The Meguma terrane of Nova Scotia is the most outboard of the peri-Gondwanan terranes in the Atlantic Canadian Appalachians. In some reconstructions Meguma remained attached to Gondwana throughout much of the Paleozoic, whereas others interpret the terrane as traveling with Avalonia during opening of the Rheic Ocean. Meguma terrane stratigraphy is dominated by thick (>10 km) turbidite successions of the Cambrian to Early Ordovician Meguma Supergroup (formerly Group), deposited in a submarine fan system comparable in size to modern large rifted-margin fans.

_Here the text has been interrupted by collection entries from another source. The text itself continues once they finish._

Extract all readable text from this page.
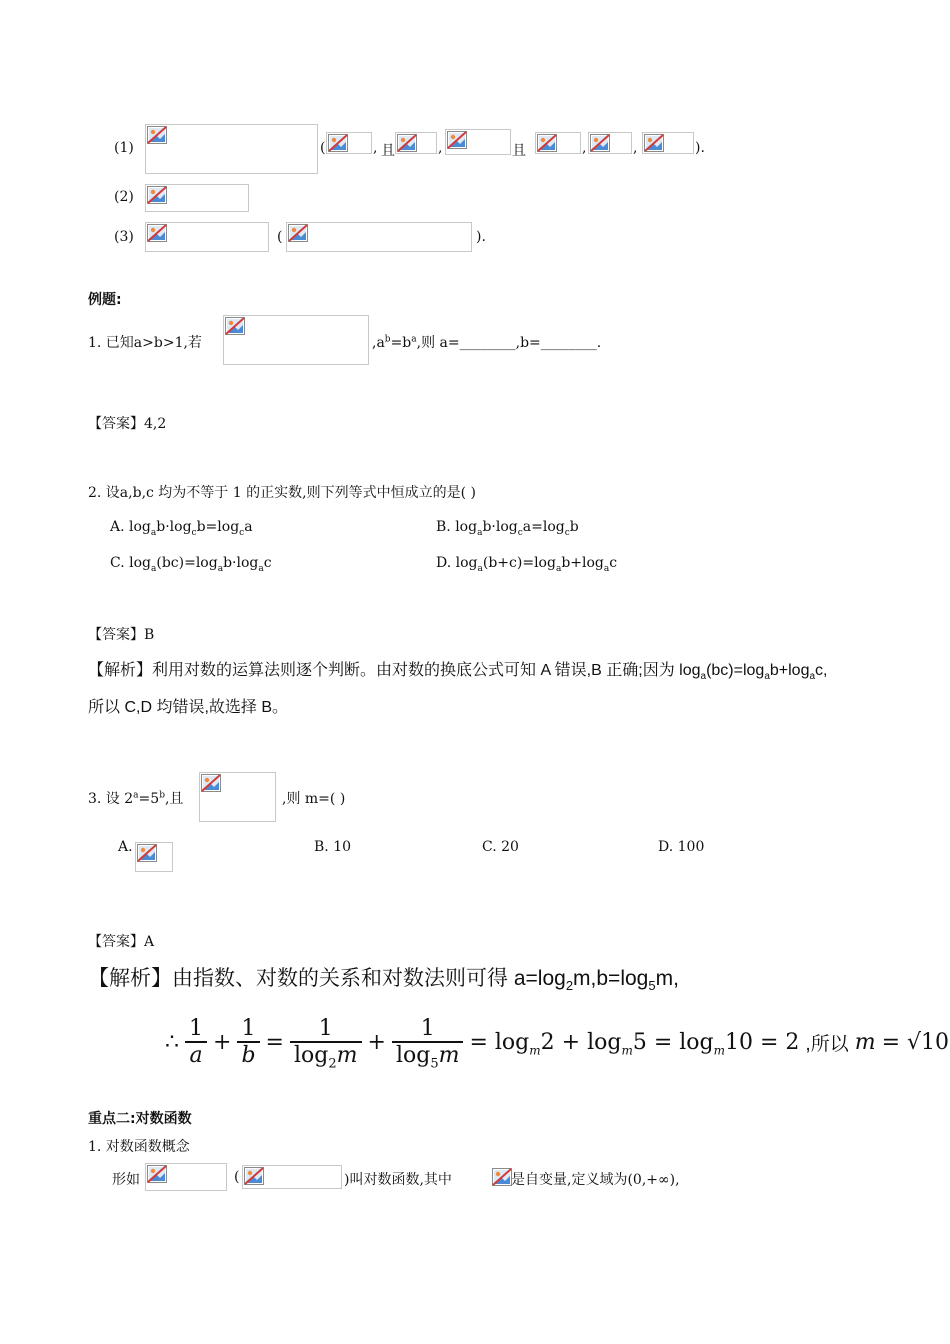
(1)	(	, 且	,	且	,	,	).
(2)
(3)	(	).
例题:
1. 已知a>b>1,若	$,a^b=b^a$,则 a=________,b=________.
【答案】4,2
2. 设a,b,c 均为不等于 1 的正实数,则下列等式中恒成立的是( )
A. $\log_ab\cdot\log_cb=\log_ca$	B. $\log_ab\cdot\log_ca=\log_cb$
C. $\log_a(bc)=\log_ab\cdot\log_ac$	D. $\log_a(b+c)=\log_ab+\log_ac$
【答案】B
【解析】利用对数的运算法则逐个判断。由对数的换底公式可知 A 错误,B 正确;因为 $\log_a(bc)=\log_ab+\log_ac$,
所以 C,D 均错误,故选择 B。
3. 设 $2^a=5^b$,且	,则 m=( )
A.	B. 10	C. 20	D. 100
【答案】A
【解析】由指数、对数的关系和对数法则可得 $a=\log_2m,b=\log_5m$,
∴ $\frac{1}{a} + \frac{1}{b} = \frac{1}{\log_2m} + \frac{1}{\log_5m} = \log_m2 + \log_m5 = \log_m10 = 2$ ,所以 m = √10
重点二:对数函数
1. 对数函数概念
形如	(	)叫对数函数,其中	是自变量,定义域为(0,+∞),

Samples from the Meguma Supergroup were investigated using laser ablation detrital zircon U-Pb geochronology and Sm-Nd isotopic analysis. Sandstone samples from the stratigraphically lowest part of the succession are of probable Early Cambrian age, indicated by the presence of the trace fossil Oldhamia. These samples yield remarkably uniform populations of zircon grains with ages in a single broad cluster in the late Neoproterozoic and rare older Proterozoic grains. Positive epsilon-Nd values suggest derivation from juvenile late Proterozoic crust associated with Pan-African orogens. A Middle Cambrian sandstone, collected from a rare shelly fossil locality higher in the succession, yields a diverse population of zircon grains with peaks in the late Neoproterozoic (~600 Ma), and mid-Paleoproterozoic (~2 Ga) and has negative epsilon Nd, suggesting derivation from more distant sources in the Eburnian or Amazonian orogens. Rare late Mesoproterozoic (1.0-1.2 Ga) zircon indicate input from South America. Younger samples show consistently negative epsilon Nd, suggesting that the Meguma terrane continued to receive sediment from Gondwana until at least the Early Ordovician. The transition from relatively juvenile sources early in the history of the Meguma Supergroup, to much more broadly distributed, ancient sources higher in the stratigraphy, is consistent with deposition on an evolving rifted margin, in which subsiding rift flanks allowed progressively more distant sources to contribute sediment.

Previously reported detrital zircon distributions in units unconformably overlying the Meguma Supergroup are consistent with recycling of sediment by erosion of the Meguma Supergroup and do not require external sources in either Avalonia or Gondwana.